2.1.2 Faktor-faktor yang mempengaruhi tingkat disonansi Faktor - faktor yang dapat mempengaruhi tingkat disonansi yang dirasakan seseorang (Zimbardo, Ebbsen &Maslach, 1977:80) : 1. Kepentingan, atau seberapa signifikan suatu masalah, berpengaruh terhadap tingkat disonansi yang dirasakan. 2. Rasio disonansi atau jumlah kognisi disonan berbanding dengan jumlah kognisi yang konsonan 3. Rasionalitas yang digunakan individu untuk menjustifikasikan konsistensi. Faktor ini merujuk pada alasan yang dikemukan untuk menjelaskan mengapa sebuah inkonsistensi muncul. Makin banyak alasan yang dimiliki seseorang untuk mengatasi kesenjangan yang ada, maka semakin sedikit disonansi yang seseorang rasakan
2.1.3 Dimensi disonansi kognitif Pada penelitian yang dilakukan oleh Sweeney and Soutar (2003) menyatakan bahwa Disonansi Kognitif dapat diukur dengan Tiga dimensi, yaitu : Emotional, Wisdom of Purchase, dan Concern Over the Deal. Emosional adalah ketidaknyamanan psikologis yang dialami seseorang terhadap keputusan pembelian. Wisdom of Purchase adalah ketidak nyamanan yang dialami seseorang sebelum dan sesudah transaksi pembelian, dimana mereka bertanya – tanya apakah mereka sangat membutuhkan produk tersebut atau apakah mereka telah memilih produk yang sesuai. Concern Over the Deal adalah ketidaknyamanan yang dialami seseorang setelah transaksi pembelian dimana mereka bertanya–tanya apakah mereka telah dipengaruhi oleh tenaga penjual yang bertentangan dengan kemauan atau kepercayaan mereka. Dimensi ini menghasilkan 22 item yang dapat digunakan untuk mengukur disonansi kognitif. Dari beberapa dimensi yang ada, berikut adalah definisi operasional dari beberapa item tersebut, antara lain : A. Emotional (emosional): berkaitan dengan situasi psikologi konsumen sebelum dan setelah melakukan pembelian. Konsumen secara alami mempertanyakan apakah tindakan yang dilakukannya telah tepat. Indikator dari dimensi ini antara lain : a. Telah membuat sesuatu yang salah, b. Putus asa, c. Menyesal, d. Kecewa dengan diri sendiri, e. Takut, f. Hampa, g. Marah, h. Cemas atau khawatir, i. Kesal dengan diri sendiri, j. Frustasi, k. Sakit hati, l. Depresi, m. Marah dengan diri sendiri, n. Muak,
o. Merasa mendapat masalah. B. Wisdom of purchase (kebijaksanaan): berkaitan dengan keputusan yang telah dilakukan. Konsumen mempertanyakan apakah dia telah membeli suatu barang yang benar-benar sesuai dengan apa yang dibutuhkannya. Indikator dari dimensi ini antara lain : a. Telah membuat pilihan yang tepat, b. Kebutuhan, c. Keperluan, d. Pilihan. C. Concern the deal (perhatian): berkaitan dengan kekecewaan konsumen dimana pada kondisi ini konsumen cenderung kurang yakin dengan keputusan yang telah dibuatnya. Indikator dari dimensi ini antara lain : a. Melakukan kesalahan dengan persetujuan yang di buat. b. Melakukan suatu kebodohan, c. Kebingungan.

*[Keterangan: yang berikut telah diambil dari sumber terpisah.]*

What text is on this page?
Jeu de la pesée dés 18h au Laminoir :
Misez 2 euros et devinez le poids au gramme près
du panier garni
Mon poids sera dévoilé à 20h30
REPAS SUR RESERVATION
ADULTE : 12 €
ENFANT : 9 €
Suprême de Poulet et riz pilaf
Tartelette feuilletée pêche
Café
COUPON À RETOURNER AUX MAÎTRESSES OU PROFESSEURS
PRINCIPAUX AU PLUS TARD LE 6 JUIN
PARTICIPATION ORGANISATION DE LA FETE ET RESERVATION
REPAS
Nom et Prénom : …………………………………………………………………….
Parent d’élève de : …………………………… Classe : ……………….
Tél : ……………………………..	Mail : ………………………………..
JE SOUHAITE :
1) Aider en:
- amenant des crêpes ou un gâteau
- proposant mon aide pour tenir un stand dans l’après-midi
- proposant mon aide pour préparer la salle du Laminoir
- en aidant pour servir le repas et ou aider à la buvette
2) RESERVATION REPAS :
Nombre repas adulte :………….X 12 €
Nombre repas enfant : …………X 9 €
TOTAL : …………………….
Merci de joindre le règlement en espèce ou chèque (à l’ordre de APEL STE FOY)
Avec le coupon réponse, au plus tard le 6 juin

2.2 Pengertian perilaku konsumtif Menurut Fromm (1955, dalam Arysa 2013) perilaku konsumtif adalah perilaku dimana individu mempunyai suatu barang dengan tujuan untuk menunjukan status dari pemiliknya dan tidak berorientasi pada fungsi atau manfaat dari barang itu sendiri. Dan menurut Triyaningsih (2011), perilaku konsumtif adalah perilaku membeli dan menggunakan barang yang tidak didasarkan pada pertimbangan yang rasional dan memliki kecenderungan untuk mengkonsumsi sesuatu tanpa batas, dimana individu lebih mementingkan faktor keinginan daripada kebutuhan, serta ditandai oleh adanya kehidupan mewah dan berlebihan, penggunaan segala hal yang paling mewah yang memberikan kepuasan dan kenyamanan fisik. Lubis (dalam Sumartono, 2002) mengatakan perilaku konsumtif adalah perilaku yang tidak lagi berdasarkan pada pertimbangan yang rasional, melainkan karena adanya keinginan yang sudah mencapai taraf yang sudah tidak rasional lagi. Sedangkan Yayasan Lembaga Konsumen Indonesia (dalam Sumartono, 2002) mengatakan perilaku konsumtif adalah kencenderungan manusia untuk menggunakan konsumsi tanpa batas dan manusia lebih mementingkan faktor keinginan dari pada kebutuhan.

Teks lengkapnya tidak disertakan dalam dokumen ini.